• by pynith • Posted On → 3 years ago • 69 • 0
My family once took a trip to Washington D.C., and we took in all the monuments, memorials, and museums that we had time for. There was only one problem: our youngest son had the flu. His illness manifested itself progressively throughout the day, and he was a trooper. But by the end of the day, after he had dutifully trudged through every last sight, he was done.
Intellectually I knew that he wasn’t feeling terribly well, but I didn’t experientially know how it felt to spend an entire day touring Washington D.C. with the flu.
There’s a difference between knowing something intellectually and knowing something experientially.
Several Old Testament prophets were asked by God to experientially know, to become object lessons of the message that God wanted to convey:
Isaiah was charged with walking around “naked and barefoot” for three years “as a sign and portent against Egypt and Cush…” (Isaiah 20:1-6)
Ezekiel was instructed to draw the city of Jerusalem and then build mock siege works against it. (I picture toy blocks, Legos, and army men.) In this way he bore the punishment of Israel for 390 days. Then he was told to lie on his other side for 40 days for Judah. (Ezekiel 4:1-17)
Perhaps the most painful prophetic object lesson was that of Hosea. God asked his prophet, Hosea, to personally undergo the pain of rejection and unfaithfulness in marriage so that he would really know the heart of God and so that he could speak from his own experience to the adulterous nation of Israel.

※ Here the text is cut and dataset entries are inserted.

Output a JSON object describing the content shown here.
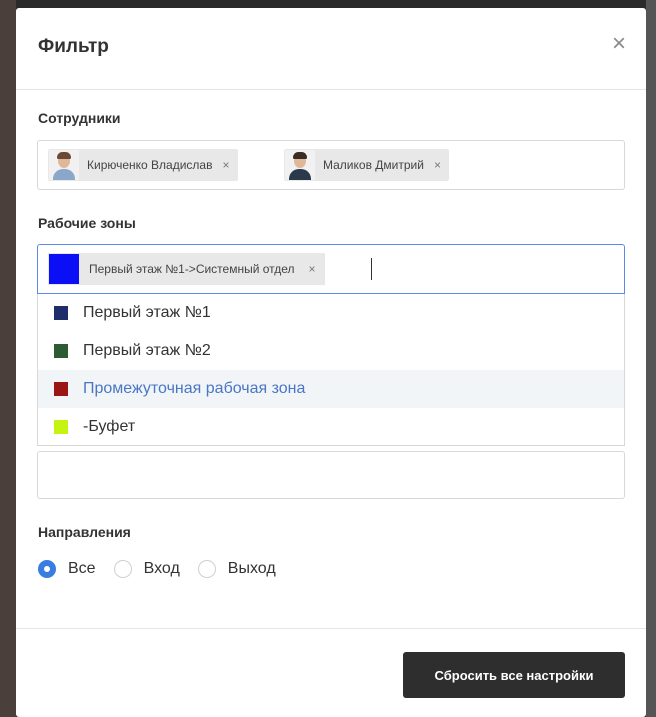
{
  "modal": {
    "title": "Фильтр",
    "close_icon": "×"
  },
  "employees": {
    "label": "Сотрудники",
    "tags": [
      {
        "name": "Кирюченко Владислав",
        "remove": "×"
      },
      {
        "name": "Маликов Дмитрий",
        "remove": "×"
      }
    ]
  },
  "zones": {
    "label": "Рабочие зоны",
    "selected": {
      "name": "Первый этаж №1->Системный отдел",
      "color": "#0a0ff5",
      "remove": "×"
    },
    "options": [
      {
        "label": "Первый этаж №1",
        "color": "#1f2d6b"
      },
      {
        "label": "Первый этаж №2",
        "color": "#2d5c34"
      },
      {
        "label": "Промежуточная рабочая зона",
        "color": "#9b1515"
      },
      {
        "label": "-Буфет",
        "color": "#c5f312"
      }
    ]
  },
  "directions": {
    "label": "Направления",
    "options": [
      "Все",
      "Вход",
      "Выход"
    ],
    "selected": "Все"
  },
  "footer": {
    "reset_label": "Сбросить все настройки"
  }
}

Hosea married Gomer, and they had three children: Jezreel, “God scatters,” Lo-Ruhamah, “Not loved,” and Lo-Ammi, “Not my people.” This family was representative of God’s relationship with his people, Israel.
We are all called to be object lessons to the world around us of God’s redeeming love.
Gomer left Hosea, as Israel had left God, but Hosea redeemed his wife at his own expense while she was still in rebellion and fully restored her as his wife. It cost Hosea a lot of heartache, fifteen shekels of silver, and some barley to redeem his unfaithful wife.
God was willing to sacrifice a lot more than Hosea had for our redemption. The holy love of God and the redeeming love of God met in perfect satisfaction of each at the cross. Our holy God didn’t overlook or excuse our sin, because to do that would violate his holiness. He also knew that we would never be worthy of his holy love on our own, so he paid the price himself.
Jesus took our sin upon himself at the cross, and we are free.
The more I think about Hosea’s marriage, his object lesson, in relation to Jesus’s call to his followers to take up our crosses and follow him, the more I think we are all called to be object lessons to the world around us of God’s redeeming love.
What does that mean for us today? It will be different for each one of us. In short, it means that we love people no matter what, not overlooking sin, but showing redeeming love at our own expense.
That kind of object lesson still gets attention in this world.
There’s knowing…and there’s knowing, and when we live our lives as object lessons of Christ’s sacrificial and redeeming love, we will know him better, and the world around us will, too.